Eine beliebte Werbeform sind Handzettel, die gern an Autos auf öffentlichen Parkplätzen befestigt werden. Aber wie genau sehen die rechtlichen Rahmenbedingungen aus, um sich vor Bußgeldern schützen zu können?

Ab sofort werden Bußgelder verhängt

Wer ohne diese Genehmigung handelt, muss ab sofort mit einem Bußgeld rechnen. Den Weg hierfür hat ein Grundsatzbeschluss des Oberlandesgerichts Düsseldorf freigemacht (1.7.2010, Az. IV-4 Rbs25/10).

In dem entschiedenen Fall hatte ein Gebrauchtwagenhändler Visitenkarten hinter die Scheibenwischer von öffentlich geparkten Autos geklemmt.

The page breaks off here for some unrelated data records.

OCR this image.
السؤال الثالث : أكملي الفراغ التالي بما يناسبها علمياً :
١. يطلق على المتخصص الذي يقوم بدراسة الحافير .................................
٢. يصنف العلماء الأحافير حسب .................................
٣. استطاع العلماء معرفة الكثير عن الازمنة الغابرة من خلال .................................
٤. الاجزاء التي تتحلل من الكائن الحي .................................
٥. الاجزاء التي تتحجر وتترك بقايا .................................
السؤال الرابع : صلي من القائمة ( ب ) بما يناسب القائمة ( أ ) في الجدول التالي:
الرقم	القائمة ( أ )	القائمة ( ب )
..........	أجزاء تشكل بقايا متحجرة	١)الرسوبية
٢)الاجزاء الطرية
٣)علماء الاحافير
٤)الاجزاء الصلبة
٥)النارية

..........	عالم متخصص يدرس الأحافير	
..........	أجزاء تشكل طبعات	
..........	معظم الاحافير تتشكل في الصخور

Das Straßenbauamt verhängte ein Bußgeld von 200 Euro wegen einer nicht genehmigten Sondernutzung des Verkehrsraums und kam damit vor Gericht durch. In seinem Beschluss nahm das OLG Düsseldorf die Gelegenheit wahr, die Grenze zwischen der erlaubten und der genehmigungspflichtigen Nutzung des öffentlichen Verkehrsraums festzustecken. Demnach gilt:

  • Zum erlaubten Gemeingebrauch zählt es, wenn Sie öffentliche Straßen, Parkplätze und Fußgängerzonen zum Zweck der Fortbewegung, Kommunikation und Kontaktaufnahme benutzen. So kann es noch zulässig sein, wenn z.B. religiöse Gruppierungen ihre Schriften dort ohne Genehmigung verbreiten und verkaufen.
  • Verteilen Sie als Gewerbetreibender Werbung für Ihr Unternehmen, hat Ihre Nutzung des Verkehrsraums jedoch einen überwiegend gewerblichen Zweck und ist somit als Sondernutzung genehmigungspflichtig.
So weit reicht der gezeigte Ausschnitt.